United Nations Secretary General Ban Ki-moon called Libyan President Muammer Ghadafi on Monday and urged to respect the basic freedoms and rights of his people, amid the bloody unrest that has swept the country over the last seven days.
Ban held an extensive phone conversation with Gadhafi to discuss the deteriorating situation in Libya, where some 332 people have reportedly died in clashes with forces loyal to the long-time leader.
The secretary-general expressed to Gadhafi "deep concern at the escalating scale of violence and emphasized that it must stop immediately", Ban's office said in a statement following the discussion." He reiterated his call for respect for basic freedoms and human rights, including peaceful assembly and information."
The secretary general also "underlined the need to ensure the protection of the civilian population under any circumstances", said the statement. "He urged exercise restraint and called upon the authorities to engage in broad-based dialogue to address legitimate concerns of the population."
The staff of Libya's mission to the United Nations has meanwhile declared allegiance to the people of Libya, instead of to the Gadhafi government, a mission spokesman said on Monday.
"The members of the Libyan mission are representing only the Libyan people and not anyone else," the spokesman, Dia al-Hotmani, said by telephone.
Hotmani said that at a meeting on Monday at offices in New York, members of the mission "expressed our sense of concern about the genocide going on in Libya."
"We are not seeing any reaction from the international community," he added.
Hotmani said he was speaking on behalf of all members of the Libyan mission up to the deputy permanent representative, Ibrahim Dabbashi. He declined comment on the attitude or whereabouts of the permanent representative, Abdurrahman Shalgham.
Arab League Secretary-General Amr Moussa also expressed deep concern on Monday over the situation in Libya, urged an immediate halt to violence and called for talks, not confrontation.
"We are faced with new circumstances in the region and these circumstances demand dialogue and not confrontation," he said.
"We are deeply concerned about the current circumstances in Libya and we are following the events with deep worry," he added.
EU foreign ministers said earlier Monday that they would prepare for the possible evacuation of European citizens from Libya, a day after condemning the violent crackdown on demonstrations.
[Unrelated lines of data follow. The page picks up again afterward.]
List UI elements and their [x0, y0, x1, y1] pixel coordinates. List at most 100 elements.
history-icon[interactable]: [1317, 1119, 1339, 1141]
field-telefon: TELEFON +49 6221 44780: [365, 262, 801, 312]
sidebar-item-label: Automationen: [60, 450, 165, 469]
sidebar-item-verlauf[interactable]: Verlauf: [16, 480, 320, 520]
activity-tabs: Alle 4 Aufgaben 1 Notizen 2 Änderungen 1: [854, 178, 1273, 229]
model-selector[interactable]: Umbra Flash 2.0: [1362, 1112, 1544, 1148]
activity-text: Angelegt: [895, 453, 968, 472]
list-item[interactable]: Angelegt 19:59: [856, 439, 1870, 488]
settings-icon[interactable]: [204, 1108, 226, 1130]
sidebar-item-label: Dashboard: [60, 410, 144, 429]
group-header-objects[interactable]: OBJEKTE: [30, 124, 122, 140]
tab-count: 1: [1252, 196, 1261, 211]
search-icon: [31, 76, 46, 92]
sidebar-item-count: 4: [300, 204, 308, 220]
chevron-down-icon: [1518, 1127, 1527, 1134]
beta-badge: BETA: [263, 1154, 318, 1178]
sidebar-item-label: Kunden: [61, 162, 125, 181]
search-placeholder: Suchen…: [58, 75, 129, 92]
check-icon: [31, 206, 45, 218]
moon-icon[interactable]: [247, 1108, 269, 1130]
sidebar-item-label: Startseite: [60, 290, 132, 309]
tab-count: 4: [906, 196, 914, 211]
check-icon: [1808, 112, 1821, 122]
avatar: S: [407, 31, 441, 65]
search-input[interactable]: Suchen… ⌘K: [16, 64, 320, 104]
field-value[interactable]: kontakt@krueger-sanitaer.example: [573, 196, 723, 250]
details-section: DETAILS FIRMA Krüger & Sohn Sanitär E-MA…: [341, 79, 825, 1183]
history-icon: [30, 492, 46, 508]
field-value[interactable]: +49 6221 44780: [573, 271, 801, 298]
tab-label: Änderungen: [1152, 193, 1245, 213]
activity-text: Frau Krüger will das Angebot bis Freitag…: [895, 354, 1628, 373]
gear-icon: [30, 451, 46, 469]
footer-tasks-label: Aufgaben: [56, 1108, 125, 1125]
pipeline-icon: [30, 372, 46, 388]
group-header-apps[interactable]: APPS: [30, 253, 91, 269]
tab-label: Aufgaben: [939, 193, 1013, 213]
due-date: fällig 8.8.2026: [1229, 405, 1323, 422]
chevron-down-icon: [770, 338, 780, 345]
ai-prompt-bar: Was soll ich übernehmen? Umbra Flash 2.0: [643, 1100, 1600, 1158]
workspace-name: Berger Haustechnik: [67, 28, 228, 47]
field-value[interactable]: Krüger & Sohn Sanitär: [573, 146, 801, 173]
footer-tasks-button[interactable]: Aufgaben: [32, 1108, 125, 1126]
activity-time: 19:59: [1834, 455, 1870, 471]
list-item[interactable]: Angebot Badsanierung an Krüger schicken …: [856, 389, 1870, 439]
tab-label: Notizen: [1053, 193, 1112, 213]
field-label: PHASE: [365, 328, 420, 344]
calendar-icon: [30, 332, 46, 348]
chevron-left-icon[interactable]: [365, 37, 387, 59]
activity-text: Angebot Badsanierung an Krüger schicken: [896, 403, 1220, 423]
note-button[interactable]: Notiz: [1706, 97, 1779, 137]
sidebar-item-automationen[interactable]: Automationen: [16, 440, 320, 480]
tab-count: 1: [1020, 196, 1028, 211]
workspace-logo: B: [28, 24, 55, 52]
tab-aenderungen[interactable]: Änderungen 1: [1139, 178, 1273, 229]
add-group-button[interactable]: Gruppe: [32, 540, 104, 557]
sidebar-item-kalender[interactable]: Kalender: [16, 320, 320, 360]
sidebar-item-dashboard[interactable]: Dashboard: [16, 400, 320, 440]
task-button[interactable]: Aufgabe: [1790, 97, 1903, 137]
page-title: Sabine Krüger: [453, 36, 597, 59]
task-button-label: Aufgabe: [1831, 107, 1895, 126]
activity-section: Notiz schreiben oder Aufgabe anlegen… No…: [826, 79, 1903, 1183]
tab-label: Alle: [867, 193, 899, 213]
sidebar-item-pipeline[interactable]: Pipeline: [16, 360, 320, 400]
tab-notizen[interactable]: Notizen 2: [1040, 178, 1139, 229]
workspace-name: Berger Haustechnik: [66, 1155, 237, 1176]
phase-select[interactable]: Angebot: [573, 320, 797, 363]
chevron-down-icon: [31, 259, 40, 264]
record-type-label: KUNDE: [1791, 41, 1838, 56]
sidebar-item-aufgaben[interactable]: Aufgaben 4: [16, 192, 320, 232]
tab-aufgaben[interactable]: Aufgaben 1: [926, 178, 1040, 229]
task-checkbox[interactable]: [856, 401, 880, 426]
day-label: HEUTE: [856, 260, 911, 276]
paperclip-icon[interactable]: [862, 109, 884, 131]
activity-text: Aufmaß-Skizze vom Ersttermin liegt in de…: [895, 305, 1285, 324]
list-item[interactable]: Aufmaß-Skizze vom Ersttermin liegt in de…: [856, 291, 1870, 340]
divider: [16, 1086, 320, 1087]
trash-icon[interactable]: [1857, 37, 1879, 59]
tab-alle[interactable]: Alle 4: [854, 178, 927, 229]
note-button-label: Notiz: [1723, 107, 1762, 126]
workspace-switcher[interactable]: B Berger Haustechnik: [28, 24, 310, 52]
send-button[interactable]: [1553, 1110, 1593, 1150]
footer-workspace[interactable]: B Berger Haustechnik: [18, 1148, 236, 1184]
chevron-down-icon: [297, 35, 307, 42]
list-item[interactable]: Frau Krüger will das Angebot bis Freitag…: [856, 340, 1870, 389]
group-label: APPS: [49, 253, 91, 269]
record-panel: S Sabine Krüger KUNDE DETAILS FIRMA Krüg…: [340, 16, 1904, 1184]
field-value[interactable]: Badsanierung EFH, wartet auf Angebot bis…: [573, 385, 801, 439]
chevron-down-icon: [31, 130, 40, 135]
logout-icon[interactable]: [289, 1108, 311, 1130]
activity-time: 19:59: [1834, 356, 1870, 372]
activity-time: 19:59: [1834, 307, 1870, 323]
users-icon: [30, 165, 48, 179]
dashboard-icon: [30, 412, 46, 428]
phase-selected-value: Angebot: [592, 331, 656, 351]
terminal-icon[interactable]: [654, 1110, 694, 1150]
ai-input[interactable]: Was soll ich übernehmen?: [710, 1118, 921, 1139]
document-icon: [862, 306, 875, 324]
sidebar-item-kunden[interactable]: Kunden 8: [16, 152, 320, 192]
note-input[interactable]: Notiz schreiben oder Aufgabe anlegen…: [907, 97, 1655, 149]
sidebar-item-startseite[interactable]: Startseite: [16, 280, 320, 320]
The EU does not have the power to order its member states to evacuate their citizens from a foreign country, but ministers can agree on coordinated action in such cases.
The United States has meanwhile advised all non-emergency personnel to leave Libya, warning that demonstrations, violence and looting were possible during the next several days.
The violence Libya has escalated over the last few days, with clashes spilling from the eastern city of Benghazi to the capital of Tripoli. At least 50 people were reportedly killed on Sunday alone.